The Unsung Value of Denial and Distraction: Where Therapists can Go Wrong

Big Eyes

One of my mentors was a psychiatrist of immense intellect and a laser’s capacity to cut to a psychiatric diagnosis. His brilliance as a diagnostician, however, did not extend to gently bringing his well-defended patients down the therapeutic path. He was a surgeon of the mind. Surgeons leave scars.

You might think of psychotherapy’s beginning as a kind of dance, with the patient in motion like Salome, wearing seven veils. The veils and shifting movement are for protection, not seduction. The client suffers “too much” and the covering — any covering — guards against invasion. If you, as doctor, rip the gauzy garments away, you do an injury. Without a shield, the client is exposed, terrified, and likely to flee treatment.

Too much too soon. A good mental health professional doesn’t drain a protective moat until the patient develops the courage to take on the scary world outside the castle (or inside his head). The counselor must avoid retraumatizing the patient, in effect flooding him with emotions he is unprepared for. The irony of hurting when you mean to help could not be more poignant or more terrible.

Young therapists can miss this. So do managed care companies when they want you to push treatment as fast as possible (to cut its cost) or medicate the insured party for the same reason. My mentor was guilty of ignoring the same therapeutic speed bump.

The challenge of focusing on life’s dark side was understood by the mathematician and big thinker, Blaise Pascal, who died just short of age 40 in 1662. He recognized the need to divert oneself from contemplation of the human condition. Students of clinical psychology might benefit from his words. For example:

Being unable to cure death, wretchedness, and ignorance, men have decided, in order to be happy, not to think about such things.

Or this:

I have often said that the sole cause of man’s unhappiness is that he does not know how to stay quietly in his room.

In short, the world can overwhelm such small creatures as we are. Those in most need of distraction are often the least inclined to make use of this necessary method in the pursuit of equanimity.

Pascal again:

However sad a man may be, if you can persuade him to take up some diversion he will be happy while it lasts, and however happy a man may be, if he lacks diversion and has no absorbing passion or entertainment to keep boredom away, he will soon be depressed and unhappy. Without diversion there is no joy; with diversion there is no sadness.

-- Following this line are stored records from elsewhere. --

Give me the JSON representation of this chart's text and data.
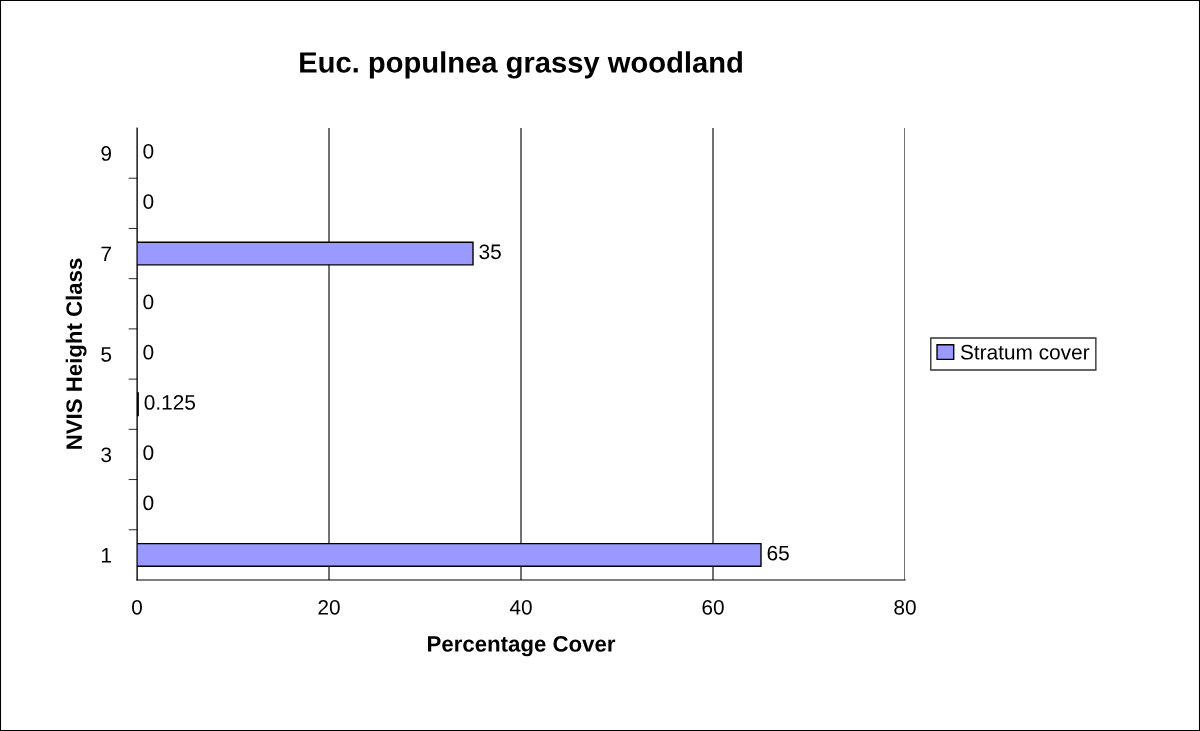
{
  "chart_data": {
    "type": "bar",
    "orientation": "horizontal",
    "title": "Euc. populnea grassy woodland",
    "xlabel": "Percentage Cover",
    "ylabel": "NVIS Height Class",
    "categories": [
      "9",
      null,
      "7",
      null,
      "5",
      null,
      "3",
      null,
      "1"
    ],
    "series": [
      {
        "name": "Stratum cover",
        "color": "#9999ff",
        "values": [
          0,
          0,
          35,
          0,
          0,
          0.125,
          0,
          0,
          65
        ]
      }
    ],
    "xlim": [
      0,
      80
    ],
    "xticks": [
      0,
      20,
      40,
      60,
      80
    ],
    "grid": "x",
    "legend": "right",
    "data_labels": true
  }
}
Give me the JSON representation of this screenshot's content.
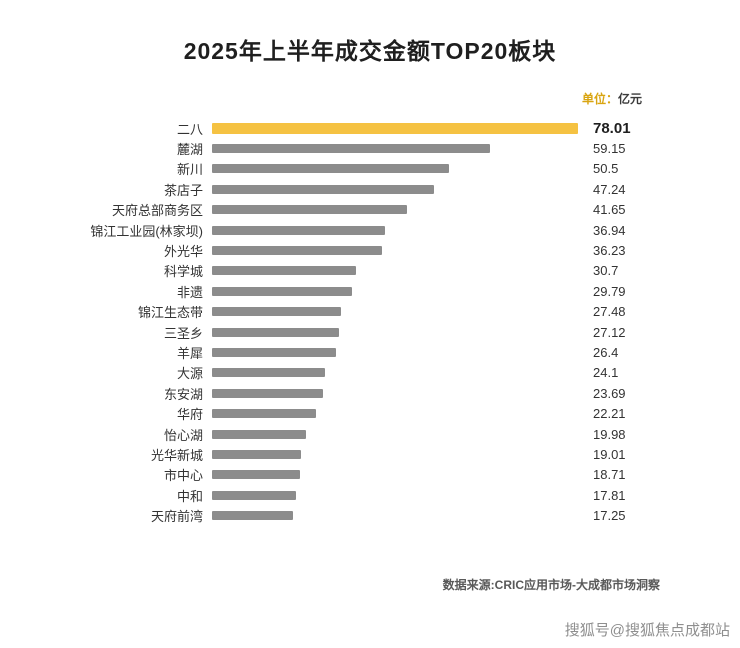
{
  "chart": {
    "unit_label": {
      "prefix": "单位：",
      "value": "亿元"
    },
    "source": "数据来源:CRIC应用市场-大成都市场洞察",
    "watermark": "搜狐号@搜狐焦点成都站",
    "colors": {
      "highlight_bar": "#F5C242",
      "default_bar": "#8C8C8C"
    }
  },
  "chart_data": {
    "type": "bar",
    "orientation": "horizontal",
    "title": "2025年上半年成交金额TOP20板块",
    "unit": "亿元",
    "legend": "none",
    "grid": false,
    "xlim": [
      0,
      78.01
    ],
    "highlight_index": 0,
    "categories": [
      "二八",
      "麓湖",
      "新川",
      "茶店子",
      "天府总部商务区",
      "锦江工业园(林家坝)",
      "外光华",
      "科学城",
      "非遗",
      "锦江生态带",
      "三圣乡",
      "羊犀",
      "大源",
      "东安湖",
      "华府",
      "怡心湖",
      "光华新城",
      "市中心",
      "中和",
      "天府前湾"
    ],
    "values": [
      78.01,
      59.15,
      50.5,
      47.24,
      41.65,
      36.94,
      36.23,
      30.7,
      29.79,
      27.48,
      27.12,
      26.4,
      24.1,
      23.69,
      22.21,
      19.98,
      19.01,
      18.71,
      17.81,
      17.25
    ]
  }
}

I’d say Pascal goes too far, but his point is a worthy one. I can name many people who seem relatively happy (at least for the moment) because they don’t think about the shadow following them down the street. A memorable patient of mine found escape in diversion and denial: she ate enough carbohydrates to push her well into obesity and diabetes. Yet, while eating, she felt good. Indeed, during stressful moments, she believed she deserved a treat as compensation for her upset.

The therapist’s job is to find a balance between allowing people to use their long-standing psychological defenses while gradually helping them recognize the longer term damage they are doing to themselves by not facing problems. With the large lady in question, it was quite a tightrope walk.

I find myself on both sides of the balance beam. Socrates was right when he said, “The unexamined life is not worth living.” So, however, was Pascal, by implying the deleterious effects of too much “examination,” rumination, and painful memory. The truth is hard to swallow, as the kid in the top photo is about to find out.

I guess if I had to create my own mantra, I’d look to alter the inscription on the Temple of Apollo, which read:

“Know Thyself”

My less pithy version would be: “Know thyself, but not all in one bite. Remember: your eyes (for truth) are bigger than your stomach.”